Château de Leh

Quelques notions d’histoire !

    Les Tibétains venus du haut plateau du nord-est s’installèrent dans la vallée de l’Indus vers 500/600 avant J-C. A cette époque, ils pratiquent la religion Bon.
Avec le 7ième siècle, le grand Lama Songsten Gampo apporte le bouddhisme dans cette région du Ladakh ; cette influence va s’étendre au  sud, à travers le Zanskar, vers les vallées du Cachemire actuelles.
L’isolement caractéristique du Zanskar va permettre aux idées bouddhiques d’y perdurer jusqu’à nos jours, alors que  le Cachemire redevient musulman.
Après une période d’indépendance relative et de guerres fratricides, le Zanskar est finalement annexé par le Ladakh au 17ième  siècle. Les rois du Ladakh et du Zanskar sont de la même famille, ce qui assure une période de paix.
Enfin, depuis 1842, le Ladakh et le Zanskar font partie de l’état Jammu et Cachemire, le seul état indien qui s’étend de part et d’autre de l’Himalaya. La situation reste inchangée après    l’indépendance de l’Inde en 1947.
Mais si Leh est la capitale du district du Ladakh, Padum choisit  le rattachement à celui de Kargil, musulman, afin de favoriser la construction de la seule piste, encore actuellement, qui permet de briser son isolement de mai à novembre.
Ce qui de nos jours ne va pas sans poser de nombreux problèmes : les finances du Zanskar bouddhiste dépendent de l’administration musulmane de Kargil !
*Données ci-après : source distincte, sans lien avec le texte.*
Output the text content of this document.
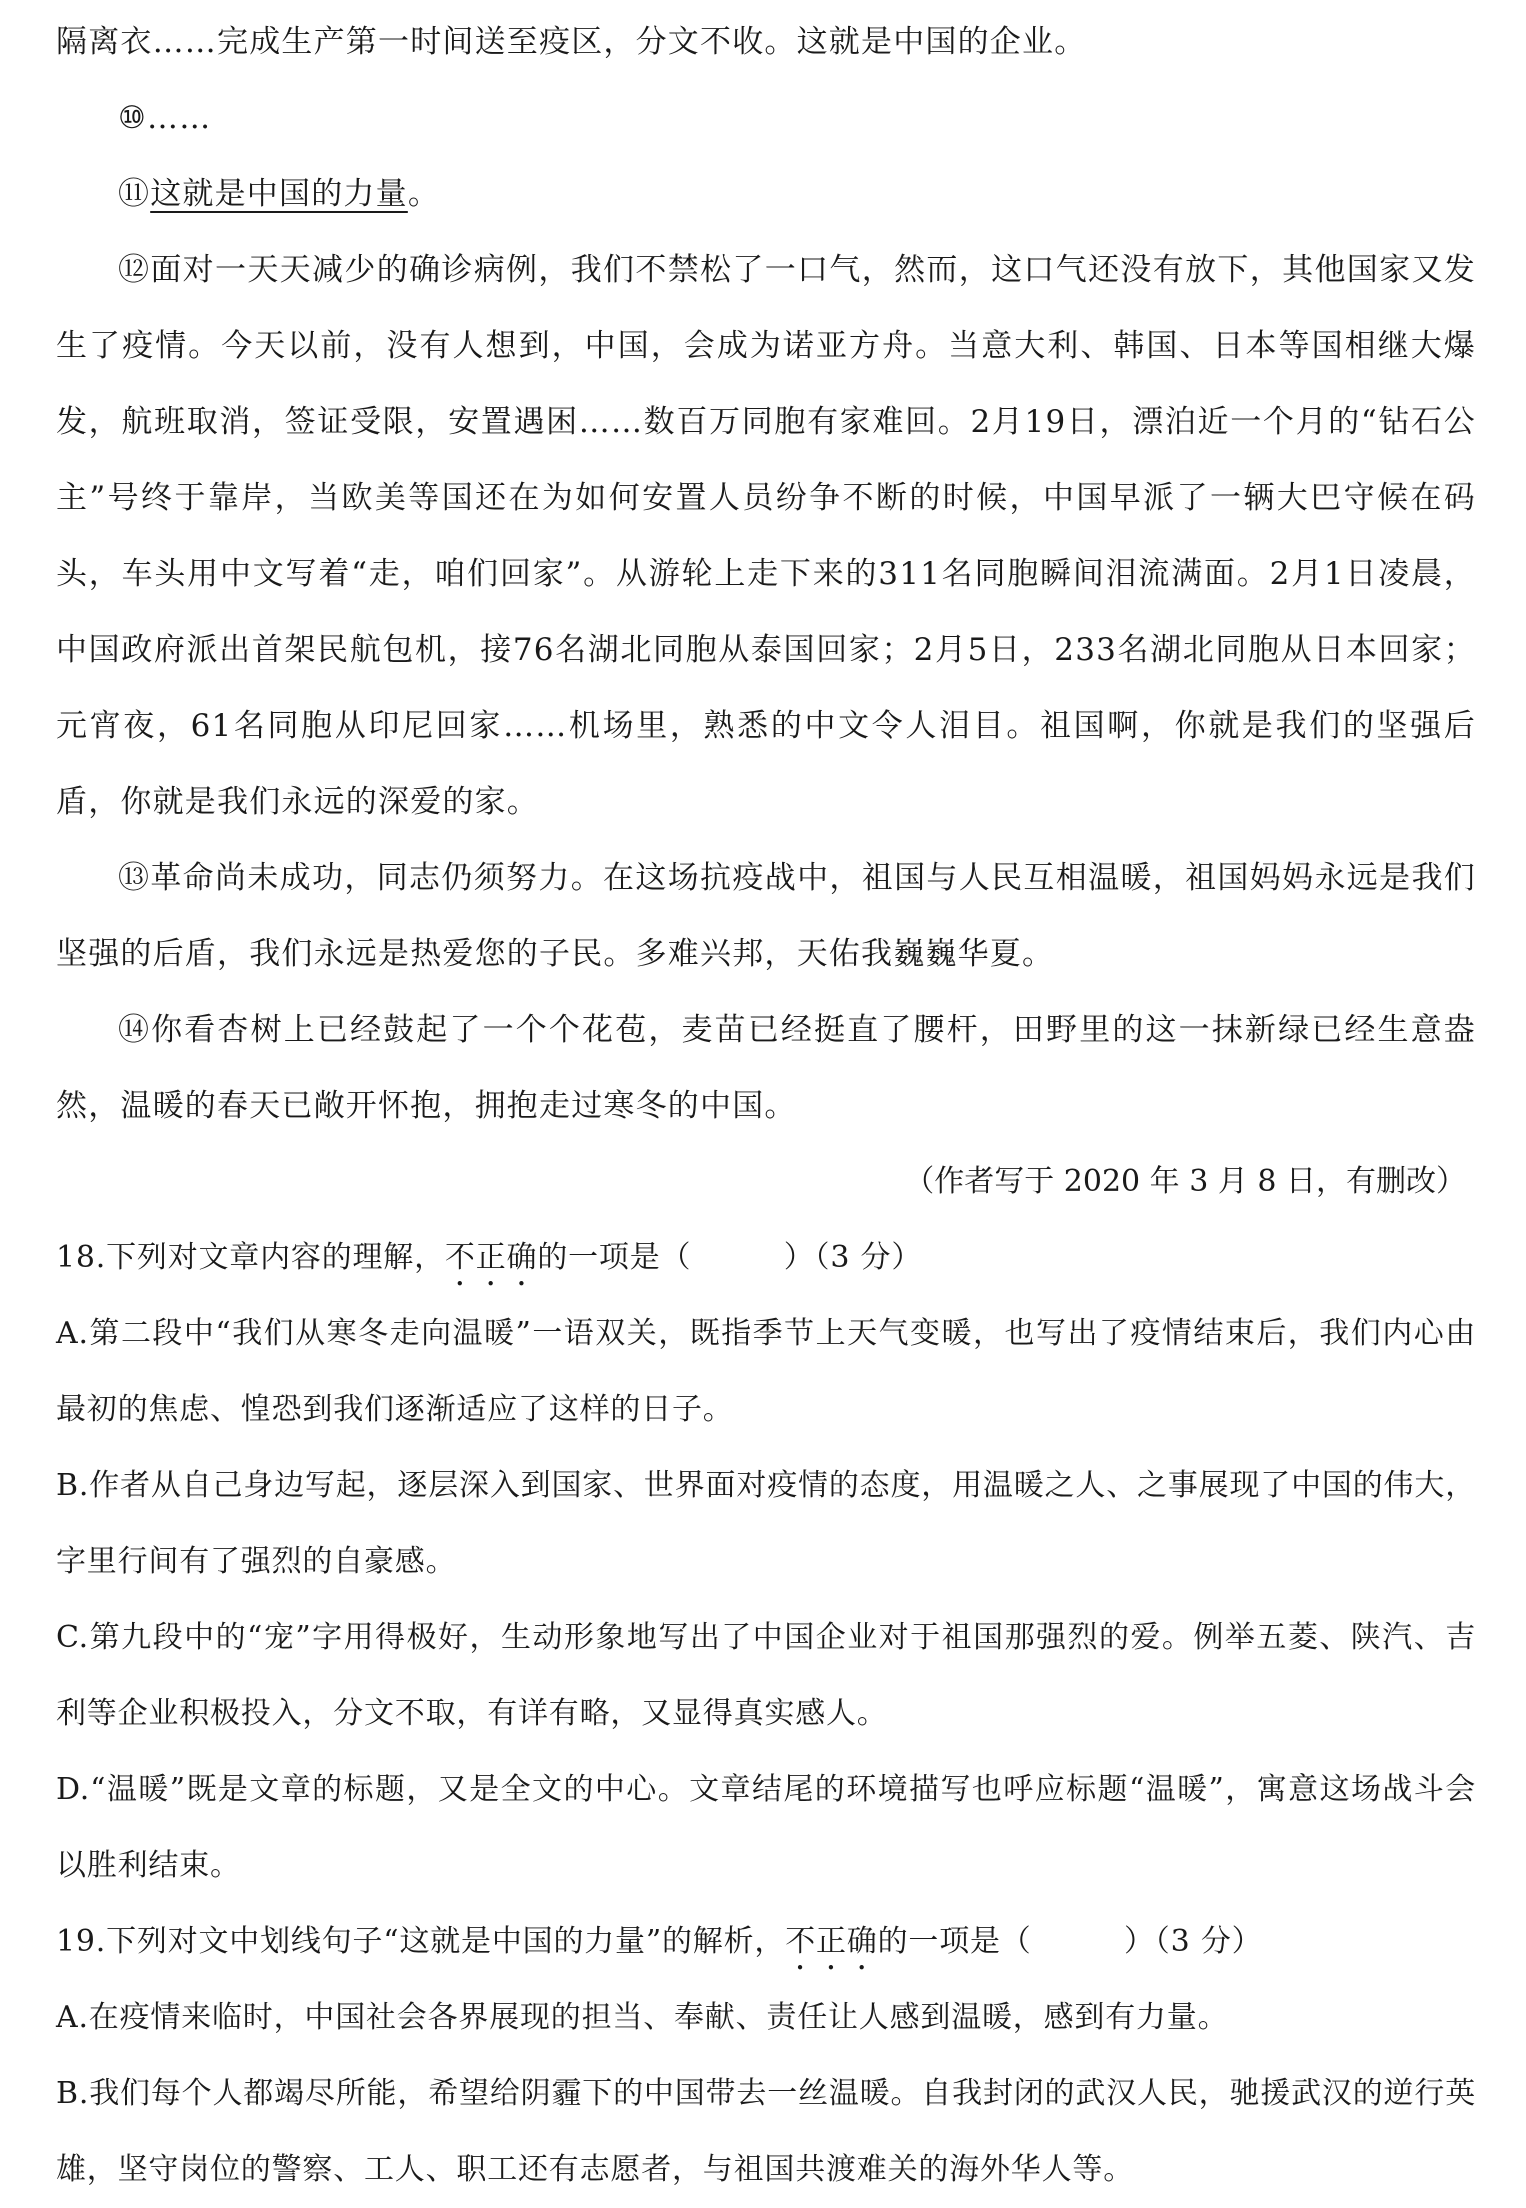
隔离衣……完成生产第一时间送至疫区，分文不收。这就是中国的企业。

⑩……

⑪这就是中国的力量。

⑫面对一天天减少的确诊病例，我们不禁松了一口气，然而，这口气还没有放下，其他国家又发生了疫情。今天以前，没有人想到，中国，会成为诺亚方舟。当意大利、韩国、日本等国相继大爆发，航班取消，签证受限，安置遇困……数百万同胞有家难回。2月19日，漂泊近一个月的“钻石公主”号终于靠岸，当欧美等国还在为如何安置人员纷争不断的时候，中国早派了一辆大巴守候在码头，车头用中文写着“走，咱们回家”。从游轮上走下来的311名同胞瞬间泪流满面。2月1日凌晨，中国政府派出首架民航包机，接76名湖北同胞从泰国回家；2月5日，233名湖北同胞从日本回家；元宵夜，61名同胞从印尼回家……机场里，熟悉的中文令人泪目。祖国啊，你就是我们的坚强后盾，你就是我们永远的深爱的家。

⑬革命尚未成功，同志仍须努力。在这场抗疫战中，祖国与人民互相温暖，祖国妈妈永远是我们坚强的后盾，我们永远是热爱您的子民。多难兴邦，天佑我巍巍华夏。

⑭你看杏树上已经鼓起了一个个花苞，麦苗已经挺直了腰杆，田野里的这一抹新绿已经生意盎然，温暖的春天已敞开怀抱，拥抱走过寒冬的中国。

（作者写于 2020 年 3 月 8 日，有删改）

18.下列对文章内容的理解，不正确的一项是（　　　）（3 分）

A.第二段中“我们从寒冬走向温暖”一语双关，既指季节上天气变暖，也写出了疫情结束后，我们内心由最初的焦虑、惶恐到我们逐渐适应了这样的日子。

B.作者从自己身边写起，逐层深入到国家、世界面对疫情的态度，用温暖之人、之事展现了中国的伟大，字里行间有了强烈的自豪感。

C.第九段中的“宠”字用得极好，生动形象地写出了中国企业对于祖国那强烈的爱。例举五菱、陕汽、吉利等企业积极投入，分文不取，有详有略，又显得真实感人。

D.“温暖”既是文章的标题，又是全文的中心。文章结尾的环境描写也呼应标题“温暖”，寓意这场战斗会以胜利结束。

19.下列对文中划线句子“这就是中国的力量”的解析，不正确的一项是（　　　）（3 分）

A.在疫情来临时，中国社会各界展现的担当、奉献、责任让人感到温暖，感到有力量。

B.我们每个人都竭尽所能，希望给阴霾下的中国带去一丝温暖。自我封闭的武汉人民，驰援武汉的逆行英雄，坚守岗位的警察、工人、职工还有志愿者，与祖国共渡难关的海外华人等。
Quelques notions de géographie !

    Au nord-ouest de l’Inde, entre les plus hautes montagnes de la planète le Karakoram et l’Himalaya, le Ladakh s’étend sur le bassin hydrologique du fleuve Indus et de ses affluents.
L’un d’eux, le  Zanskar  coule du sud vers le nord et donne son nom à la région ; elle a la taille d’un département français, 15 000 habitants, une capitale Padum qui ressemble à un gros village.
Les gorges creusées par le fleuve sont un paradis pour le géologue ! Cette brèche creusée au sein même de l’Himalaya permet d’admirer l’empilement des différentes couches qui le composent, des strates roses, grises, vertes, bleues, noires, pliées, compressées. On peut découvrir ces magnifiques paysages en hiver en marchant sur le fleuve lorsqu’il gèle et prend alors le nom  de Chaddar, la « piste de la Fée ».
En amont, la vallée, bordées de hautes montagnes désertiques qui culminent à 6000m, forme une vaste plaine où s’étalent de nombreux méandres.
Les villages de Pishu, Zangla, Stongde, Karsha sont construits aux débouchés des vallées adjacentes. Ils vivent essentiellement de l’agriculture avec en particulier l’orge, céréale essentielle à la survie de la population, cultivée grâce à l’irrigation.
En effet, la haute barrière himalayenne fait du Zanskar un désert  que la mousson n’atteint pas, l’extrème rigeur du climat (très froid en hiver, très sec en été) et l’altitude rendent les cultures difficiles.
Cette vallée abrite les Monastères de Karsha, Stongde, Sani et Phuktal, les Nonneries de Pishu, Zangla, Karsha et Tungry , reflet d’un boudhisme  bien vivant. Plus qu’une religion ou une philosophie, c’est un art de vivre qui régit tous les actes de la vie quotidienne.
Padum, la capitale où habitent les quelques familles musulmanes est le centre commercial de la région, qui s’agrandit grâce au tourisme.
A gauche, en remontant l’un des deux cours d’eau qui forment  le Zanskar, la vallée de la Tsarap mène à Manali en 6-8 jours de marche, tandis qu’à droite, la vallée de la Doda a permis la construction de la seule route qui relie le Zanskar au monde extérieur en passant par le col du Pensi-La, 4400m d’altitude et conduit à Kargil en 10-12 heures de  piste caillouteuse et aérienne.
Cette piste est fermée dès les premières neiges de novembre, la Zanskar s’enfonce alors dans l’hiver et son isolement ne sera rompu que de mi-janvier à fin février, lorsque les Zankarpas peuvent, en 5 à 6 jours (et nuits) emprunter la voie du Fleuve Gelé pour se rendre à Leh.